We need society to repent of the sin—of killing babies to get rid of the “inconvenient” consequences of unmarried sex. Texas has declared its repentant state. Mississippi has declared its repentance. Other states are doing that. If the Supreme Court got out of the way, many other states would follow. And some others wouldn’t, but at least we could choose locally.

Individuals are moving ever toward that repentance, according to polls. The more we recognize the preborn as human life, the more people repent of their casual attitude toward infant sacrifice.

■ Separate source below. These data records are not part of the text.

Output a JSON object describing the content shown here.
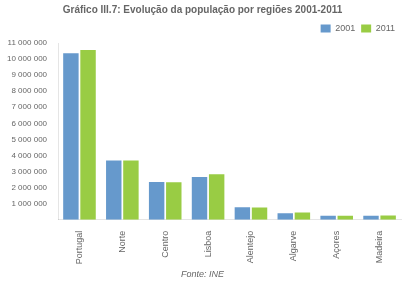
{
  "chart_data": {
    "type": "bar",
    "title": "Gráfico III.7: Evolução da população por regiões 2001-2011",
    "categories": [
      "Portugal",
      "Norte",
      "Centro",
      "Lisboa",
      "Alentejo",
      "Algarve",
      "Açores",
      "Madeira"
    ],
    "series": [
      {
        "name": "2001",
        "color": "#6699CC",
        "values": [
          10355824,
          3687293,
          2348397,
          2661850,
          776585,
          395218,
          241763,
          244797
        ]
      },
      {
        "name": "2011",
        "color": "#99CC44",
        "values": [
          10562178,
          3689682,
          2327755,
          2821876,
          757302,
          451006,
          246772,
          267785
        ]
      }
    ],
    "ylim": [
      0,
      11000000
    ],
    "yticks": [
      {
        "value": 1000000,
        "label": "1 000 000"
      },
      {
        "value": 2000000,
        "label": "2 000 000"
      },
      {
        "value": 3000000,
        "label": "3 000 000"
      },
      {
        "value": 4000000,
        "label": "4 000 000"
      },
      {
        "value": 5000000,
        "label": "5 000 000"
      },
      {
        "value": 6000000,
        "label": "6 000 000"
      },
      {
        "value": 7000000,
        "label": "7 000 000"
      },
      {
        "value": 8000000,
        "label": "8 000 000"
      },
      {
        "value": 9000000,
        "label": "9 000 000"
      },
      {
        "value": 10000000,
        "label": "10 000 000"
      },
      {
        "value": 11000000,
        "label": "11 000 000"
      }
    ],
    "annotations": [
      "Fonte: INE"
    ],
    "grid": false,
    "legend": "upper right"
  }
}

Part of repentance is re-valuing children. There are about three dozen families ready and willing to adopt every baby that becomes available in this country. Maybe we could trust that, as we honor life, every child would be wanted—even (maybe especially) those whose birth mother can’t manage to parent them.

Healing of our society can come through repentance. Let’s restore women to their honored state as bearers of new life, and stop degrading them as disposable sexual objects unworthy of concern about consequences. And let's never again be silent about the taking of innocent human life.